Droopy eyelids can involve either one upper eyelid or both upper eyelids. It is sometimes congenital, which means that the person is born with droopy eyelids. It can also be acquired, which means that the droopy eyelids develop later in life.
Many factors can cause droopy eyelids, including aging, trauma, contact lenses, lesions/tumors, and neurological defects. The most common cause of droopy upper eyelids is the aging process, causing the eyelid muscles to weaken over time. Gradually, the eyelids become more-and-more droopy over the years to the point that a person uses their forehead muscles to lift their eyelids.
Droopy upper eyelids can interfere with a person's superior field of vision. Droopy eyelids can even interfere with a person's ability to drive safely, due to his or her limited field of vision.
For these reasons, people with droopy eyelids need to be evaluated, and the cause of the droopy eyelids needs to be diagnosed. After proper evaluation, an individual may need to have surgery if the droopy eyelids are severe.
There are different types of surgeries for the repair of droopy eyelids. Blepharoplasty, mullerectomy and levator advancement are among these procedures. To learn more about upper and lower eyelid blepharoplasty, please see my previous and future articles in Your Health Magazine.

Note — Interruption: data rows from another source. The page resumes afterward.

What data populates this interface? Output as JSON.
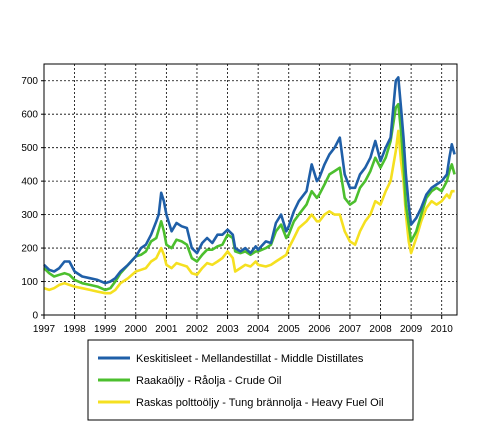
{
  "chart_data": {
    "type": "line",
    "title": "",
    "xlabel": "",
    "ylabel": "",
    "xlim": [
      1997,
      2010.5
    ],
    "ylim": [
      0,
      750
    ],
    "yticks": [
      0,
      100,
      200,
      300,
      400,
      500,
      600,
      700
    ],
    "xticks": [
      "1997",
      "1998",
      "1999",
      "2000",
      "2001",
      "2002",
      "2003",
      "2004",
      "2005",
      "2006",
      "2007",
      "2008",
      "2009",
      "2010"
    ],
    "grid": true,
    "legend": "bottom",
    "series": [
      {
        "name": "Keskitisleet - Mellandestillat - Middle Distillates",
        "color": "#1f5fa8",
        "points": [
          [
            1997.0,
            150
          ],
          [
            1997.17,
            135
          ],
          [
            1997.33,
            130
          ],
          [
            1997.5,
            140
          ],
          [
            1997.67,
            160
          ],
          [
            1997.83,
            160
          ],
          [
            1998.0,
            130
          ],
          [
            1998.25,
            115
          ],
          [
            1998.5,
            110
          ],
          [
            1998.75,
            105
          ],
          [
            1999.0,
            95
          ],
          [
            1999.17,
            100
          ],
          [
            1999.33,
            110
          ],
          [
            1999.5,
            130
          ],
          [
            1999.75,
            150
          ],
          [
            2000.0,
            175
          ],
          [
            2000.17,
            200
          ],
          [
            2000.33,
            210
          ],
          [
            2000.5,
            240
          ],
          [
            2000.67,
            280
          ],
          [
            2000.75,
            300
          ],
          [
            2000.83,
            365
          ],
          [
            2000.92,
            340
          ],
          [
            2001.0,
            300
          ],
          [
            2001.17,
            250
          ],
          [
            2001.33,
            275
          ],
          [
            2001.5,
            265
          ],
          [
            2001.67,
            260
          ],
          [
            2001.83,
            200
          ],
          [
            2002.0,
            185
          ],
          [
            2002.17,
            215
          ],
          [
            2002.33,
            230
          ],
          [
            2002.5,
            215
          ],
          [
            2002.67,
            240
          ],
          [
            2002.83,
            240
          ],
          [
            2003.0,
            255
          ],
          [
            2003.17,
            240
          ],
          [
            2003.25,
            200
          ],
          [
            2003.42,
            190
          ],
          [
            2003.58,
            200
          ],
          [
            2003.75,
            185
          ],
          [
            2003.92,
            205
          ],
          [
            2004.0,
            195
          ],
          [
            2004.25,
            220
          ],
          [
            2004.42,
            215
          ],
          [
            2004.58,
            275
          ],
          [
            2004.75,
            300
          ],
          [
            2004.92,
            250
          ],
          [
            2005.0,
            265
          ],
          [
            2005.17,
            310
          ],
          [
            2005.33,
            340
          ],
          [
            2005.58,
            370
          ],
          [
            2005.75,
            450
          ],
          [
            2005.92,
            400
          ],
          [
            2006.0,
            410
          ],
          [
            2006.17,
            450
          ],
          [
            2006.33,
            480
          ],
          [
            2006.5,
            500
          ],
          [
            2006.67,
            530
          ],
          [
            2006.83,
            420
          ],
          [
            2007.0,
            380
          ],
          [
            2007.17,
            380
          ],
          [
            2007.33,
            420
          ],
          [
            2007.5,
            440
          ],
          [
            2007.67,
            470
          ],
          [
            2007.83,
            520
          ],
          [
            2008.0,
            460
          ],
          [
            2008.17,
            500
          ],
          [
            2008.33,
            530
          ],
          [
            2008.5,
            700
          ],
          [
            2008.58,
            710
          ],
          [
            2008.67,
            620
          ],
          [
            2008.75,
            530
          ],
          [
            2008.83,
            420
          ],
          [
            2008.92,
            330
          ],
          [
            2009.0,
            270
          ],
          [
            2009.17,
            290
          ],
          [
            2009.33,
            320
          ],
          [
            2009.5,
            360
          ],
          [
            2009.67,
            380
          ],
          [
            2009.83,
            390
          ],
          [
            2010.0,
            400
          ],
          [
            2010.17,
            420
          ],
          [
            2010.25,
            470
          ],
          [
            2010.33,
            510
          ],
          [
            2010.42,
            480
          ]
        ]
      },
      {
        "name": "Raakaöljy - Råolja - Crude Oil",
        "color": "#4cbf2e",
        "points": [
          [
            1997.0,
            140
          ],
          [
            1997.17,
            125
          ],
          [
            1997.33,
            115
          ],
          [
            1997.5,
            120
          ],
          [
            1997.67,
            125
          ],
          [
            1997.83,
            120
          ],
          [
            1998.0,
            105
          ],
          [
            1998.25,
            95
          ],
          [
            1998.5,
            90
          ],
          [
            1998.75,
            85
          ],
          [
            1999.0,
            75
          ],
          [
            1999.17,
            80
          ],
          [
            1999.33,
            100
          ],
          [
            1999.5,
            125
          ],
          [
            1999.75,
            150
          ],
          [
            2000.0,
            175
          ],
          [
            2000.17,
            180
          ],
          [
            2000.33,
            190
          ],
          [
            2000.5,
            220
          ],
          [
            2000.67,
            230
          ],
          [
            2000.83,
            280
          ],
          [
            2000.92,
            250
          ],
          [
            2001.0,
            210
          ],
          [
            2001.17,
            200
          ],
          [
            2001.33,
            225
          ],
          [
            2001.5,
            220
          ],
          [
            2001.67,
            210
          ],
          [
            2001.83,
            170
          ],
          [
            2002.0,
            160
          ],
          [
            2002.17,
            180
          ],
          [
            2002.33,
            195
          ],
          [
            2002.5,
            195
          ],
          [
            2002.67,
            205
          ],
          [
            2002.83,
            210
          ],
          [
            2003.0,
            240
          ],
          [
            2003.17,
            230
          ],
          [
            2003.25,
            190
          ],
          [
            2003.42,
            185
          ],
          [
            2003.58,
            190
          ],
          [
            2003.75,
            180
          ],
          [
            2003.92,
            190
          ],
          [
            2004.0,
            190
          ],
          [
            2004.25,
            200
          ],
          [
            2004.42,
            210
          ],
          [
            2004.58,
            250
          ],
          [
            2004.75,
            270
          ],
          [
            2004.92,
            230
          ],
          [
            2005.0,
            240
          ],
          [
            2005.17,
            280
          ],
          [
            2005.33,
            300
          ],
          [
            2005.58,
            330
          ],
          [
            2005.75,
            370
          ],
          [
            2005.92,
            350
          ],
          [
            2006.0,
            360
          ],
          [
            2006.17,
            390
          ],
          [
            2006.33,
            420
          ],
          [
            2006.5,
            430
          ],
          [
            2006.67,
            440
          ],
          [
            2006.83,
            350
          ],
          [
            2007.0,
            330
          ],
          [
            2007.17,
            340
          ],
          [
            2007.33,
            380
          ],
          [
            2007.5,
            400
          ],
          [
            2007.67,
            430
          ],
          [
            2007.83,
            470
          ],
          [
            2008.0,
            440
          ],
          [
            2008.17,
            470
          ],
          [
            2008.33,
            520
          ],
          [
            2008.5,
            620
          ],
          [
            2008.58,
            630
          ],
          [
            2008.67,
            550
          ],
          [
            2008.75,
            450
          ],
          [
            2008.83,
            330
          ],
          [
            2008.92,
            270
          ],
          [
            2009.0,
            220
          ],
          [
            2009.17,
            250
          ],
          [
            2009.33,
            300
          ],
          [
            2009.5,
            350
          ],
          [
            2009.67,
            370
          ],
          [
            2009.83,
            380
          ],
          [
            2010.0,
            370
          ],
          [
            2010.17,
            400
          ],
          [
            2010.25,
            430
          ],
          [
            2010.33,
            450
          ],
          [
            2010.42,
            420
          ]
        ]
      },
      {
        "name": "Raskas polttoöljy - Tung brännolja - Heavy Fuel Oil",
        "color": "#f5e020",
        "points": [
          [
            1997.0,
            80
          ],
          [
            1997.17,
            75
          ],
          [
            1997.33,
            80
          ],
          [
            1997.5,
            90
          ],
          [
            1997.67,
            95
          ],
          [
            1997.83,
            90
          ],
          [
            1998.0,
            85
          ],
          [
            1998.25,
            80
          ],
          [
            1998.5,
            75
          ],
          [
            1998.75,
            70
          ],
          [
            1999.0,
            65
          ],
          [
            1999.17,
            65
          ],
          [
            1999.33,
            75
          ],
          [
            1999.5,
            95
          ],
          [
            1999.75,
            110
          ],
          [
            2000.0,
            130
          ],
          [
            2000.17,
            135
          ],
          [
            2000.33,
            140
          ],
          [
            2000.5,
            160
          ],
          [
            2000.67,
            170
          ],
          [
            2000.83,
            200
          ],
          [
            2000.92,
            180
          ],
          [
            2001.0,
            150
          ],
          [
            2001.17,
            140
          ],
          [
            2001.33,
            155
          ],
          [
            2001.5,
            150
          ],
          [
            2001.67,
            145
          ],
          [
            2001.83,
            125
          ],
          [
            2002.0,
            120
          ],
          [
            2002.17,
            140
          ],
          [
            2002.33,
            155
          ],
          [
            2002.5,
            150
          ],
          [
            2002.67,
            160
          ],
          [
            2002.83,
            170
          ],
          [
            2003.0,
            190
          ],
          [
            2003.17,
            170
          ],
          [
            2003.25,
            130
          ],
          [
            2003.42,
            140
          ],
          [
            2003.58,
            150
          ],
          [
            2003.75,
            145
          ],
          [
            2003.92,
            160
          ],
          [
            2004.0,
            150
          ],
          [
            2004.25,
            145
          ],
          [
            2004.42,
            150
          ],
          [
            2004.58,
            160
          ],
          [
            2004.75,
            170
          ],
          [
            2004.92,
            180
          ],
          [
            2005.0,
            200
          ],
          [
            2005.17,
            230
          ],
          [
            2005.33,
            260
          ],
          [
            2005.58,
            280
          ],
          [
            2005.75,
            300
          ],
          [
            2005.92,
            280
          ],
          [
            2006.0,
            280
          ],
          [
            2006.17,
            300
          ],
          [
            2006.33,
            310
          ],
          [
            2006.5,
            300
          ],
          [
            2006.67,
            300
          ],
          [
            2006.83,
            250
          ],
          [
            2007.0,
            220
          ],
          [
            2007.17,
            210
          ],
          [
            2007.33,
            250
          ],
          [
            2007.5,
            280
          ],
          [
            2007.67,
            300
          ],
          [
            2007.83,
            340
          ],
          [
            2008.0,
            330
          ],
          [
            2008.17,
            370
          ],
          [
            2008.33,
            400
          ],
          [
            2008.5,
            490
          ],
          [
            2008.58,
            550
          ],
          [
            2008.67,
            460
          ],
          [
            2008.75,
            400
          ],
          [
            2008.83,
            300
          ],
          [
            2008.92,
            220
          ],
          [
            2009.0,
            185
          ],
          [
            2009.17,
            230
          ],
          [
            2009.33,
            280
          ],
          [
            2009.5,
            320
          ],
          [
            2009.67,
            340
          ],
          [
            2009.83,
            330
          ],
          [
            2010.0,
            340
          ],
          [
            2010.17,
            360
          ],
          [
            2010.25,
            350
          ],
          [
            2010.33,
            370
          ],
          [
            2010.42,
            370
          ]
        ]
      }
    ]
  }
}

When considering upper and/or lower eyelid blepharoplasty for the treatment of droopy eyelids, it is recommended that you choose a board-certified oculo-facial plastic surgeon.
This is typically an ophthalmologist who has been certified in plastic surgery in and around the eyes. It is very important for a surgeon to be familiar with the eyes and their functionality to best perform upper and lower eyelid surgery, especially for the treatment of droopy upper eyelids.